尘世繁琐事太多,自然愿抱着膝盖杵着脸,想想过去,或许那个过去不知道回忆中的那么美好,但时间长了,回忆中伤心的事记不起了,只留下一脑的纯真与欢笑。这回忆似乎也颇带梦幻起来了。
在脑海中十年前的天,颜色要比这时明亮许多,冬阳初升的那一瞬间,金色的光芒照射大地,整片大地也好像水晶般剔透。再定神想,那青山,那绿水,那河畔新开的腊梅。南方的冬天温柔的很,冬阳一升,好像这些事物都朝你腼腆的笑。

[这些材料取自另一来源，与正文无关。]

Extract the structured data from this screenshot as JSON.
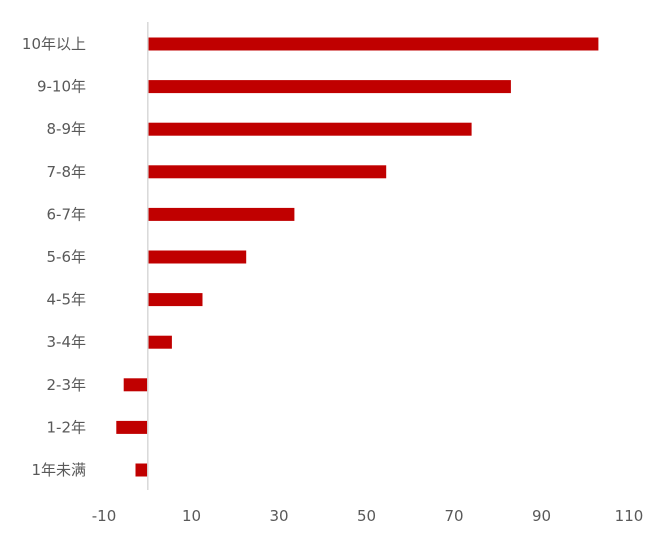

那时的小河清澈见底,还没如今盖了几层的水葫芦,父亲给我买了双皮鞋,立马迫不及待穿出去炫耀,未想村里的小伙伴赶鱼,唤我去抓。我双脚撑在小河葫芦口的河壁上等鱼,不过一会儿,几个人便真赶着一只鱼过来,我手急眼快利落地弯腰往水里一抄;呵!好大一只鱼!我抱鱼在怀里,它使命挣扎,可脚下泥土松软着不上力,竟是抱不住它,大家看我摇摇欲坠,一齐大喊:“跳下去,站稳了。”我怕皮鞋沾水会坏,想咬牙坚持会儿,哪知那鱼尾巴一甩,我连人带鱼一起摔入河中,它悠哉的游走,我狼狈的大哭。现在想来当时一来心疼皮鞋,二来怕大家责怪,哭得十分伤心,现在想来却笑得高兴。
高中的时候,是最多人问你恋爱与否的时候。有些人问我的初恋是谁,我都答没有。其实人活在世上,身边走来走去的人那么多,又怎会没有几个喜欢的人呢?只不过这身边的人像麦苗一样,换了一茬又一茬,实在是摸不清楚到底是喜欢谁?我有时候摸摸鼻子,怀疑自己是个渣男,但又马上忍不住为自己开脱:“年轻嘛!对一个人或一些人有些好感是很正常的。”
我也为自己未找出当初的初恋挠头了很久,当初自己走马观花的换了几个学校,遇见温婉的,泼辣的,可爱的,有才华的,我都蛮喜欢的,虽然有些可能她们都不认识我。但即使这样也找不到真正喜欢的,越想觉得自己越渣。为此静坐一宿,放影片般地闪过一个个人的身影,待到天蒙蒙将亮,很无奈的承认自己实在是十分滥情的人。倒头便睡,脑海却突兀的蹦出一个穿着白裙的身影,看依稀能想起她的样貌,清丽空灵可谓至绝!
那时候我读初三,她读初二,我寄宿在亲戚家,她也寄宿在亲戚家,我不喜欢那个亲戚,她也一样。反正诸多的巧合造使我们总在中午饭后在学校相见。偌大的学校就我们两个人,她就在她们教室下的风扇做作业,我呢就反坐在她面前看着她做,看她有时撩起长发,看她皱起莹润的鼻子,等她做完了,我呱唧呱唧地唠起家长里短,她只是静静地听着,一句话也没有说,有时听着听着就睡着了,我就停下来呆呆地看她睡,看她在梦中皱眉,呓语。神情慵懒得像只小猫。看着看着我也不知觉得挨着她的头睡着了,等到醒来,发现她正在很认真的看着我,眼神清亮,看得我不禁脸红,赶紧拍拍屁股,回教室准备上课。
这种情景每天都在发生,但我要离开了。
我考完抱书走的时候,她还在上课。我路过她们教室的窗口看了一下她,好似心有灵犀一般,她侧过头挑眉望了我一眼。我说不出那眼神包含了些什么,只是突然间尝到离别的苦涩,想去喝几杯。